Il pose dans des tons de bleu profond, a un look clair et sérieux, porte une barbiche et une moustache rouges, et son large front est caché par son chapeau d’aspect espagnol. En 2025, les visiteurs du musée de Pont-Aven pourront regarder Émile Bernard droit dans les yeux, grâce à l’autoportrait que l’institution vient d’acquérir.
Figure incontournable de l’École de Pont-Aven, Émile Bernard (1868-1941) s’est abondamment représenté. Une quarantaine d’autoportraits de l’artiste sont ainsi répertoriés. Mais de sa période espagnole, seules trois avaient jusqu’à présent été retrouvées, dans des musées d’Amsterdam et de Roubaix, ainsi que dans une collection privée. C’est le quatrième de la série.
De Bernard… à Picasso
Peinte en 1897, cette huile sur toile de 45 x 40,5 cm n’est pas un témoin de l’Ecole de Pont-Aven. «Mais plutôt les évolutions stylistiques de certains peintres, après leur départ de Pont-Aven», souligne Sophie Kervran, la conservatrice du musée.

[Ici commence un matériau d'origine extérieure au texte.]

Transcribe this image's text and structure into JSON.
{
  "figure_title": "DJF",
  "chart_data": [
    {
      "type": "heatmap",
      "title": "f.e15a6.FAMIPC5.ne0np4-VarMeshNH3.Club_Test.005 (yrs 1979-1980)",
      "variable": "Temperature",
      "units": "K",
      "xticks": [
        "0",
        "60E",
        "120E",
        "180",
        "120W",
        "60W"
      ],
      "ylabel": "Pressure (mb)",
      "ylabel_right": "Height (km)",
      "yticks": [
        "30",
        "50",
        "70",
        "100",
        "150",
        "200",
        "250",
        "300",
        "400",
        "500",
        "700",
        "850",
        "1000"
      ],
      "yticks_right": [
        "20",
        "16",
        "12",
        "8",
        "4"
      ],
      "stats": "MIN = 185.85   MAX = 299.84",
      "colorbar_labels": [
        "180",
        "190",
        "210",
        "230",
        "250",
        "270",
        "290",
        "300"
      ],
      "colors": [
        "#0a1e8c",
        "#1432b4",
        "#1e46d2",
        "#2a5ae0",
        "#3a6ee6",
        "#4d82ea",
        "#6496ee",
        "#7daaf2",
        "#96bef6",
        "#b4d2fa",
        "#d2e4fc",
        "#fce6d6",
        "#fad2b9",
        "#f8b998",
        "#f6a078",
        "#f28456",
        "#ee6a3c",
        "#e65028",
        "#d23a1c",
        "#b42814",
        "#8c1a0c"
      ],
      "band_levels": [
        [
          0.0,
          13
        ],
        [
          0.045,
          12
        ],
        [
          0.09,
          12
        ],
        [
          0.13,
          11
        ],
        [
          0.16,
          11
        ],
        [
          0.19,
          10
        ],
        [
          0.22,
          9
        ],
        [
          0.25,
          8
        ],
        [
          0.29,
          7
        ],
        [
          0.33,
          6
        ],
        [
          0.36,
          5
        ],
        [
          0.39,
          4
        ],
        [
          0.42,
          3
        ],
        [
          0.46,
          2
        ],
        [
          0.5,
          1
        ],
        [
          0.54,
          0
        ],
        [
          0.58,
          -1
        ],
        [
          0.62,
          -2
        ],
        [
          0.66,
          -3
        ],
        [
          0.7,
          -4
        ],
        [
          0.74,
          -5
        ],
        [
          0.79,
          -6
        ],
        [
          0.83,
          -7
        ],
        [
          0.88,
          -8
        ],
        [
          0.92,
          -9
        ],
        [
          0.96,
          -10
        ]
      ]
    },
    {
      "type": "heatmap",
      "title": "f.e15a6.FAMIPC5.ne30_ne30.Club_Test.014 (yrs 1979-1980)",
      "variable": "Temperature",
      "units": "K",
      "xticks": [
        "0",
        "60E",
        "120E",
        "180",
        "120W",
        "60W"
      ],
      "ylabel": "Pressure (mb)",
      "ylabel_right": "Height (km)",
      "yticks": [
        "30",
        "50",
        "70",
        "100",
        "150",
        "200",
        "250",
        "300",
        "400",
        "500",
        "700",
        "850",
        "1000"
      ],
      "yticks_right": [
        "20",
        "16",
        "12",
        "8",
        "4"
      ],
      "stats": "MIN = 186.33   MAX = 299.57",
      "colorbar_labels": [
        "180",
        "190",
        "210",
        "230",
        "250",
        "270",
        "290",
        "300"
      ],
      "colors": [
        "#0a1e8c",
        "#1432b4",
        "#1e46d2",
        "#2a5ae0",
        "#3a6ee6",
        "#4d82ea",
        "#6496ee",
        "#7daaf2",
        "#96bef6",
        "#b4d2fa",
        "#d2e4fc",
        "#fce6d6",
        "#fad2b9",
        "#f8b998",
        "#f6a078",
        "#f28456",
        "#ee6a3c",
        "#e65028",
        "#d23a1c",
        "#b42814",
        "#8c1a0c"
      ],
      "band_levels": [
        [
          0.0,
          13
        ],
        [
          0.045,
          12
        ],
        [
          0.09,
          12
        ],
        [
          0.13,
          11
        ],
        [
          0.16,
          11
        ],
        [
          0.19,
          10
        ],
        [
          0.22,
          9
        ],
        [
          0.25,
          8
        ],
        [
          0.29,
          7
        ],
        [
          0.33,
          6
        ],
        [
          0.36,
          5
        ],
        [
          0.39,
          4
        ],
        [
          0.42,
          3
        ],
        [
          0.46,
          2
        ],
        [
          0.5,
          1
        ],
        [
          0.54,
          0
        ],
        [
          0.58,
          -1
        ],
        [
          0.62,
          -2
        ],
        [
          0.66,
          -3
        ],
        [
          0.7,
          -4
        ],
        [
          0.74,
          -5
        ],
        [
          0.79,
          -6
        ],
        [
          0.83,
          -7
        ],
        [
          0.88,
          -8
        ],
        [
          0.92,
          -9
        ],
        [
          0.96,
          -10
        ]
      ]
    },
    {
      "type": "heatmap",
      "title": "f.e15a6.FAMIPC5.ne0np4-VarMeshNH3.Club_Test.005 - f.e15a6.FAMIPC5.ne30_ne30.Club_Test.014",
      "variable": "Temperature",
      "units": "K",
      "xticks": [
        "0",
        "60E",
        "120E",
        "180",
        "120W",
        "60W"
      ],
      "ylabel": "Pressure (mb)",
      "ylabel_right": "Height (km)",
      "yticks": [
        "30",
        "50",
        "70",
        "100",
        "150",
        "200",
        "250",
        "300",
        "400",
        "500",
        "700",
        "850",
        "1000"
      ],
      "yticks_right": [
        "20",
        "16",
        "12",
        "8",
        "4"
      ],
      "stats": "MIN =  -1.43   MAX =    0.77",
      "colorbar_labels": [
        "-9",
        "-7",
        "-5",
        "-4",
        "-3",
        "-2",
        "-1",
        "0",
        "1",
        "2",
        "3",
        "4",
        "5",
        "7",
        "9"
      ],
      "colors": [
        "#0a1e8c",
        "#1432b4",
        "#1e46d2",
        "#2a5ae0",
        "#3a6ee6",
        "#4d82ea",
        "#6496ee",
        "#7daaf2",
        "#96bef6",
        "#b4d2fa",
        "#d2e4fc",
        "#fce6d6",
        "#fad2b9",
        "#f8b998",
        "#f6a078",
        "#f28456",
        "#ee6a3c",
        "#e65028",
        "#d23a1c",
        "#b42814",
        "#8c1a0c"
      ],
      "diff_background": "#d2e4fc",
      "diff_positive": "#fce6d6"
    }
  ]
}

À la fin du XIXe siècle, Émile Bernard avait en effet quitté les bords de l’Aven il y a quelques années, en colère contre Gauguin. Après un passage par l’Egypte, il entreprend « un voyage un peu déprimant en Espagne », poursuit Sophie Kervran. Et il a une révélation lorsqu’il découvre, dans les églises, certaines œuvres, comme celles de Zurbarán. Il abandonne alors le synthétisme propre à l’école de Pont-Aven pour des choses un peu plus classiques. Elle évoque même une possible influence sur un autre maître. « Picasso a vu les autoportraits d’Émile Bernard de cette époque », raconte-t-elle. Et ce juste avant que l’artiste espagnol n’entre dans sa « période bleue ».
A voir en juin 2025
Cet autoportrait n’était auparavant connu que grâce à une photo en noir et blanc. Avant sa sortie au printemps dernier via une vente publique chez Christie’s. Cette acquisition a donc été réalisée par préemption, au prix de 40 000 € (hors frais). Un achat réalisé par Concarneau Cornouaille Agglomération, avec la participation de l’association des Amis du musée et de l’Etat. «C’est une œuvre importante pour nos collections», assure le conservateur, rappelant qu’elle fait écho à une autre acquisition récente, un portrait au pastel d’Émile Bernard par Émile Schuffenecker.
Il faudra néanmoins attendre que le public croise le regard d’Émile Bernard. Cet autoportrait ne sera exposé qu’en juin 2025, dans le cadre des 40 ans du musée et d’une exposition réunissant des œuvres de Bernard et Gauguin. Un dialogue silencieux mais qui peut s’avérer riche.